NOTTINGHAM, England – Osteoarthritis has a new enemy, and it arrives on the back of caterpillars.

Researchers at the University of Nottingham have identified a parasitic mushroom that lives on caterpillars as an effective new painkiller for those who suffer from osteoarthritis.

They say the new pain killer should be in clinical trials within the next six years.

The scientists are exploring cordycepin compound found in cordyceps mushrooms, which are used in Chinese traditional medicine.

They are looking into the impact of cordycepin on joint pain by feeding it in food pellets to rats and mice and then evaluating its impact on injuries and if it relieves pain in existing injuries.

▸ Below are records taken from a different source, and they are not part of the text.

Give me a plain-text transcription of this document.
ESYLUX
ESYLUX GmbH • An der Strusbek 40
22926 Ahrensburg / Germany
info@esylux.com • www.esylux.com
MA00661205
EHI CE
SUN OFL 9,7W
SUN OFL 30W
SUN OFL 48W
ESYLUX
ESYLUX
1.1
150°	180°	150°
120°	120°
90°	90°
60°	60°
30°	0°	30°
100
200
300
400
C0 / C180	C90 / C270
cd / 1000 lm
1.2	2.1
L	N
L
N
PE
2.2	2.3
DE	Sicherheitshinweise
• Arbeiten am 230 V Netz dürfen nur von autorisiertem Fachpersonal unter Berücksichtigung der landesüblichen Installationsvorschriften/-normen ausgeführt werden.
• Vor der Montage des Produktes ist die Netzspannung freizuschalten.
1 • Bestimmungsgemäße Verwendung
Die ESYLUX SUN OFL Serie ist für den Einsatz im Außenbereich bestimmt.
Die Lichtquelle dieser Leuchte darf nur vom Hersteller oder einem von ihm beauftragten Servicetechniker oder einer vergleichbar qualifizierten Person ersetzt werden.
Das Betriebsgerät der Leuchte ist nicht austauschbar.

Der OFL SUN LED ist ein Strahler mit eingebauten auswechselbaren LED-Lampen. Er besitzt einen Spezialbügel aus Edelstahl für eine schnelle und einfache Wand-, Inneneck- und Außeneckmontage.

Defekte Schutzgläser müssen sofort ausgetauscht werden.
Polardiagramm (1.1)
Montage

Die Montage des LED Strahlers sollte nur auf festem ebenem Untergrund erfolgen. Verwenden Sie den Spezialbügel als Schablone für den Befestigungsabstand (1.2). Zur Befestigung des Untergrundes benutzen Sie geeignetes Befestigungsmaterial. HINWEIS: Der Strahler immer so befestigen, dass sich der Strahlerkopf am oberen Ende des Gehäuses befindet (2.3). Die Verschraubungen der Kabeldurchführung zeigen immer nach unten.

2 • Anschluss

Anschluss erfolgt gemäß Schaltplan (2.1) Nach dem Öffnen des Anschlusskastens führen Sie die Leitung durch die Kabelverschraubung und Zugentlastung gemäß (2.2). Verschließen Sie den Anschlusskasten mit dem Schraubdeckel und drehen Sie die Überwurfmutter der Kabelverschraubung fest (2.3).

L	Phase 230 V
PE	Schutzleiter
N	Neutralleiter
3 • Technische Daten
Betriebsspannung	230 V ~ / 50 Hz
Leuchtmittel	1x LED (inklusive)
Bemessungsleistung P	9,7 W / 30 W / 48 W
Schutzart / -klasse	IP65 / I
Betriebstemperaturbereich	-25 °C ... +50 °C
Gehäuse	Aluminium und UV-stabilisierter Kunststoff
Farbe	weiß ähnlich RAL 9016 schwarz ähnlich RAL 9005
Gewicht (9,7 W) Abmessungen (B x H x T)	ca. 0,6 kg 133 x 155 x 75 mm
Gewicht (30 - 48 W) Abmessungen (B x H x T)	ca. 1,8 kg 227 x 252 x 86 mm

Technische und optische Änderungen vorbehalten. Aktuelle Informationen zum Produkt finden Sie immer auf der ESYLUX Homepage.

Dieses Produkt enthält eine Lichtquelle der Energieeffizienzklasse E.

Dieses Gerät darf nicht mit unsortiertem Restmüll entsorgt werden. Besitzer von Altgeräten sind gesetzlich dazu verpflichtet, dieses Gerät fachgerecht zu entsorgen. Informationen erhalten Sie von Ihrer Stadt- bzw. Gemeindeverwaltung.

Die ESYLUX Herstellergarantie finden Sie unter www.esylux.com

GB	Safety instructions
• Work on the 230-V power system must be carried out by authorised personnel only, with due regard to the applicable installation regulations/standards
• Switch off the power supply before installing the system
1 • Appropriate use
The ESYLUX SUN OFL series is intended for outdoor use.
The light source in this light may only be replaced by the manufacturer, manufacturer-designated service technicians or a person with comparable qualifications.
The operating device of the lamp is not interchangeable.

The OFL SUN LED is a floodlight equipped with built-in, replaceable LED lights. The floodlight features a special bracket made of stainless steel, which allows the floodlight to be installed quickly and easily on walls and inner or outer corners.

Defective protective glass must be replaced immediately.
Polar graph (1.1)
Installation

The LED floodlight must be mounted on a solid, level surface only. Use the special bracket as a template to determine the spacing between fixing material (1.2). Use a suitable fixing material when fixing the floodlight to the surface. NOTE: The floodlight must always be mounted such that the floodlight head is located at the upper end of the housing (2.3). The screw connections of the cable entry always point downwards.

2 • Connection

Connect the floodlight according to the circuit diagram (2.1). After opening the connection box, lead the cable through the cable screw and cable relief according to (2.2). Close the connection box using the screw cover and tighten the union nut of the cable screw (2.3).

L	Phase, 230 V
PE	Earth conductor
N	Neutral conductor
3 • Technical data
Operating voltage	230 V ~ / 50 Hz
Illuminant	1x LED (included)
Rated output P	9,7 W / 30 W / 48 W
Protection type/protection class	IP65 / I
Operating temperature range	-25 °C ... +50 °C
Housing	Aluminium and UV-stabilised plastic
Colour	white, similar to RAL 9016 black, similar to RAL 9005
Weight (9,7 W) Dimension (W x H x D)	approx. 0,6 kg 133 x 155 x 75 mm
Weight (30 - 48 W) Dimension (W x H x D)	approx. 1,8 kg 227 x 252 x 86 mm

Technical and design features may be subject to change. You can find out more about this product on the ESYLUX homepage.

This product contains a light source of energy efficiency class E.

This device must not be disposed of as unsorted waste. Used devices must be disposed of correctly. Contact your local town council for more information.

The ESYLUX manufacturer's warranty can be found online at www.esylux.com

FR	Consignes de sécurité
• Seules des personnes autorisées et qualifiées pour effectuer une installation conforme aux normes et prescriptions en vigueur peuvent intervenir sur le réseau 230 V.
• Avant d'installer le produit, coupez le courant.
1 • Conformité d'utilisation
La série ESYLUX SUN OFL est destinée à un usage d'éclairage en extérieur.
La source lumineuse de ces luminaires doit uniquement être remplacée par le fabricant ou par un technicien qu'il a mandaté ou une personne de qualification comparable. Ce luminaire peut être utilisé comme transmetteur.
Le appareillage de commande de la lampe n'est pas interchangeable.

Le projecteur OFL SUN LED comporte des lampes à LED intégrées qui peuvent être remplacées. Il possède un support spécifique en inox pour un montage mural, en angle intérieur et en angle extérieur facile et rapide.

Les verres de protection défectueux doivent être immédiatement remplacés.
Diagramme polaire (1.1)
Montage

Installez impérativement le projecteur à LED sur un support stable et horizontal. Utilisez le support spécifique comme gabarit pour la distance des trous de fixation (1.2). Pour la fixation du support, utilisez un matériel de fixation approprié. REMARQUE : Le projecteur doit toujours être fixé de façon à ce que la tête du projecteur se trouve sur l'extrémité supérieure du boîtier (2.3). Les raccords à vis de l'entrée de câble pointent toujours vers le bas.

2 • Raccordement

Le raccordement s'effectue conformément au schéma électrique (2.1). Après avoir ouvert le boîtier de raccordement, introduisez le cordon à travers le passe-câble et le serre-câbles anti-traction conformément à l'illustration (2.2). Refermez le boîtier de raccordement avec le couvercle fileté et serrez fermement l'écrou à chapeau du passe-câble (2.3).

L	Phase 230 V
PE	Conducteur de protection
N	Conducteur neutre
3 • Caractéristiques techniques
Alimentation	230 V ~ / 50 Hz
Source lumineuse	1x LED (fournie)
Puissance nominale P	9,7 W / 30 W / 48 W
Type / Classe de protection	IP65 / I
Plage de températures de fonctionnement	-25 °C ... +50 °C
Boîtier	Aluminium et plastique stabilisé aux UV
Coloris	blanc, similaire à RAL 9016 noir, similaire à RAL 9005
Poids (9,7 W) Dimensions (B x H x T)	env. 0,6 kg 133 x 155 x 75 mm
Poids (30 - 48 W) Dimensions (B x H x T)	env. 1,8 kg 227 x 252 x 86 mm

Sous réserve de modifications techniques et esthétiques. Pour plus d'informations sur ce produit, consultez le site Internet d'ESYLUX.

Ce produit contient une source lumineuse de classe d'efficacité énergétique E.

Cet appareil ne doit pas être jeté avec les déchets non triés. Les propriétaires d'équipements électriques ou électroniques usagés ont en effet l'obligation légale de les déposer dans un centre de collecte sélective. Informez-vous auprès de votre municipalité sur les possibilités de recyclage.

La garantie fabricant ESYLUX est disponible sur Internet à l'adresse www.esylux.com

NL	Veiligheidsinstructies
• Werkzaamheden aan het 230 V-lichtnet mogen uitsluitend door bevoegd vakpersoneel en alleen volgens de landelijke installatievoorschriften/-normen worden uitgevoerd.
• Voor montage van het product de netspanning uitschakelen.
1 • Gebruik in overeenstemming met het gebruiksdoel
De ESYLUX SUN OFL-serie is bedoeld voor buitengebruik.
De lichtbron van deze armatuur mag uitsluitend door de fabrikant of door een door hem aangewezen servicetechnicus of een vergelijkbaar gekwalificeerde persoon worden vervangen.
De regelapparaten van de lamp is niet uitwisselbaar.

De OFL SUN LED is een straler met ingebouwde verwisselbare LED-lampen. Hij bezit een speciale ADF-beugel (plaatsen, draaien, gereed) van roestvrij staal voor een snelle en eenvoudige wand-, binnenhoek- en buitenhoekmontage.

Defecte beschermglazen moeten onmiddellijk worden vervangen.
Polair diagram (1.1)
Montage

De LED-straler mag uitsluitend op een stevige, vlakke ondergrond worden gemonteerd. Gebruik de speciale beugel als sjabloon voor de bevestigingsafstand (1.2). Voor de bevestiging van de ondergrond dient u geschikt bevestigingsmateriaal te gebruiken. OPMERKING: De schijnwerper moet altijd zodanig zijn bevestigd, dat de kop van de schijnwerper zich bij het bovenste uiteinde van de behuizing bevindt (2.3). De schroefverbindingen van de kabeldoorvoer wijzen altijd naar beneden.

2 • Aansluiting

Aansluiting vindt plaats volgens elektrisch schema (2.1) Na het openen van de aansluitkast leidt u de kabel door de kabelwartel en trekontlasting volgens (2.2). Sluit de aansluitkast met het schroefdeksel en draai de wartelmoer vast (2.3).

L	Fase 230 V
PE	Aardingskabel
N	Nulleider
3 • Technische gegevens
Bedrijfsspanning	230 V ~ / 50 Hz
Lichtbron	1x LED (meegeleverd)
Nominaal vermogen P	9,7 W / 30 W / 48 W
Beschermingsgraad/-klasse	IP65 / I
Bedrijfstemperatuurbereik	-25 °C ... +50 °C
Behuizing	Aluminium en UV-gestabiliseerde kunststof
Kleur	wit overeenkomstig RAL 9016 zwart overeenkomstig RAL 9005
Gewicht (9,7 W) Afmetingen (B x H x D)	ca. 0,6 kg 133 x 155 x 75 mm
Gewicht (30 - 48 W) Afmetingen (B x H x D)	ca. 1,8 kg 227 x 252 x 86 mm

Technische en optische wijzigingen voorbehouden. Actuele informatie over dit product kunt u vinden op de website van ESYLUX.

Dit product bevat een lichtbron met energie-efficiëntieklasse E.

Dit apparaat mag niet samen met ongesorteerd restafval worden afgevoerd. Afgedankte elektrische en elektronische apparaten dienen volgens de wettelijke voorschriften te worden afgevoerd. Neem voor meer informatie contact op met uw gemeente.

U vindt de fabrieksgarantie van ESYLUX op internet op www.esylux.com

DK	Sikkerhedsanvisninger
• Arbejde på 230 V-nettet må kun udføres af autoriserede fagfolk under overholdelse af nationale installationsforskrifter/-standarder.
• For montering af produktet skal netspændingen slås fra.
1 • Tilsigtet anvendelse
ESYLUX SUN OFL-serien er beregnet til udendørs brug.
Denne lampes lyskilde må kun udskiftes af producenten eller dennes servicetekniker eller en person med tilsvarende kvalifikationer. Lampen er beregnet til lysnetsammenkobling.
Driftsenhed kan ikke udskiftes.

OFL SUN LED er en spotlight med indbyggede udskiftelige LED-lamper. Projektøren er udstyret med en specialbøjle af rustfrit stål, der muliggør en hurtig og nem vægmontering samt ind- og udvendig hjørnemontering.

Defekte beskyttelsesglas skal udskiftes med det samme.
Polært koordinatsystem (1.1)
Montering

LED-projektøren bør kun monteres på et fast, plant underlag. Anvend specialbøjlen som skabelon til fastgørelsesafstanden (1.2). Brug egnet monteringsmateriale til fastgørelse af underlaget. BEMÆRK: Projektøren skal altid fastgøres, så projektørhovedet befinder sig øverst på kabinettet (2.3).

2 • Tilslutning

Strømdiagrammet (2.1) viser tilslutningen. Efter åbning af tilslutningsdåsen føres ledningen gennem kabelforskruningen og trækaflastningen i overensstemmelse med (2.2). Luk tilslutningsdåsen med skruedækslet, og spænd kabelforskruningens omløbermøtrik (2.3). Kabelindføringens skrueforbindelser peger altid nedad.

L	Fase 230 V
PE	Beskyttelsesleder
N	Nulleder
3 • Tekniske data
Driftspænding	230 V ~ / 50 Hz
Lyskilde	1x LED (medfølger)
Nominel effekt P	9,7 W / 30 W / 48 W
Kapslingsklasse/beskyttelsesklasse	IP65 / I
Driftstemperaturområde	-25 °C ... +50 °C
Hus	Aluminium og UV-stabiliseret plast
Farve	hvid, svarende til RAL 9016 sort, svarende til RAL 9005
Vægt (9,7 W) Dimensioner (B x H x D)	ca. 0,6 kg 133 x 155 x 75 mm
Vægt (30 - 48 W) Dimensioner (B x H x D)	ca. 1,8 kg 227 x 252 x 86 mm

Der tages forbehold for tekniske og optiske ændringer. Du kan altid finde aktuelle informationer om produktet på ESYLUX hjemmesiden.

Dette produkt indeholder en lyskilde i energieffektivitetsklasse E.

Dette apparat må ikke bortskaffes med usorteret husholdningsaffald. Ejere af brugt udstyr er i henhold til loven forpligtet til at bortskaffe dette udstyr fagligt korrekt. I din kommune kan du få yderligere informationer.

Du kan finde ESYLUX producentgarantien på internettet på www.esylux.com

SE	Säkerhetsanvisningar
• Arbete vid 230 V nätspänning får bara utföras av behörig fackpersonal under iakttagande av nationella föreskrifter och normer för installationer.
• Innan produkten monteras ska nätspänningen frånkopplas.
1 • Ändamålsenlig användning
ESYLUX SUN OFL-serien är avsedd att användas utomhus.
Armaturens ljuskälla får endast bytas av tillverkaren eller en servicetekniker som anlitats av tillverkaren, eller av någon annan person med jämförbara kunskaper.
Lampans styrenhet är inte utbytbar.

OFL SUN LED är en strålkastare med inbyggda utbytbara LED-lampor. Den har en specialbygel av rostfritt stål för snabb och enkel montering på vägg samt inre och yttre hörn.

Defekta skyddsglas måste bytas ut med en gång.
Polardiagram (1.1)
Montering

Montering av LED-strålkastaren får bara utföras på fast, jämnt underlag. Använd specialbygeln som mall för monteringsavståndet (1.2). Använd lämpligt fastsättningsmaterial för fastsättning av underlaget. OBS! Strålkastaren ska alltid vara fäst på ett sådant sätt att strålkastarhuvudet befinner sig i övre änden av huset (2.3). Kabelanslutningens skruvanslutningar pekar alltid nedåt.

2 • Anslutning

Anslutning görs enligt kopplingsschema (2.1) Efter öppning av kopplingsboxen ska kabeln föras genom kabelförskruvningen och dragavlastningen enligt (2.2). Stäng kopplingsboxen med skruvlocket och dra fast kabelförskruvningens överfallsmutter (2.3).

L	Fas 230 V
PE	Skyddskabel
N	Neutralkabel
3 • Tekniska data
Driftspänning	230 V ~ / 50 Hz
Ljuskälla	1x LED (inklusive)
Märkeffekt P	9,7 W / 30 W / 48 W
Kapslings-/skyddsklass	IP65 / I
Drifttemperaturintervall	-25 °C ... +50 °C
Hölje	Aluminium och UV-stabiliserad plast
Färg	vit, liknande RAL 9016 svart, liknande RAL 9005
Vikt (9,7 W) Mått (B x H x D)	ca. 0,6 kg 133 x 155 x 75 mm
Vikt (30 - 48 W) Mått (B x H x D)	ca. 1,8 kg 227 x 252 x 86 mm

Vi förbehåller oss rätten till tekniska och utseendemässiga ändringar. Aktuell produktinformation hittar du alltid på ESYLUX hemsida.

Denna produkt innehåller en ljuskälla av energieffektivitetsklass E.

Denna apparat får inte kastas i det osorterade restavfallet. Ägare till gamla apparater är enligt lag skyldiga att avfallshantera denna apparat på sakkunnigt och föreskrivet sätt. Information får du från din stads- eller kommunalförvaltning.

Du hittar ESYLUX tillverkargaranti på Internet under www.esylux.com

This is a follow up experiment that is in response to a pilot study that showed the compound as an effective painkiller in rats.

Evidence suggests that cordycepin blocks inflammatory processes that cause pain in osteoarthritis, but does it in a different way than existing painkillers such as corticosteroids and non-steroidal anti-inflammatory NSAID drugs such as ibuprofen.

Cordycepin is also being looked at as a possible treatment for cancer.

Dr. Althea Fleming, ND, at Vital Aging Clinic in Anacortes, Wash. said this fungus has been a longtime fix for many things.

“Cordyceps has long been a part of traditional herbal medicine in both eastern and western medicine” Fleming said. “We’ve used it in the treatment of fatigue, lung disorders, cardiovascular issues and immune dysfunction.

“Having another use that is documented in the research literature is exciting, especially as it could replace use of more harmful common treatments such as NSAIDs” she said.

While cordyceps and other medicinal mushrooms are safe, well tolerated therapeutics, Fleming adds a caution statement.

“It’s important to source your medicinal mushroom products carefully as mushrooms have the unique requirement of having been heat treated to access the polysaccharides that have the desired effect. Make sure your supplier is clear and upfront about their manufacturing process” she said.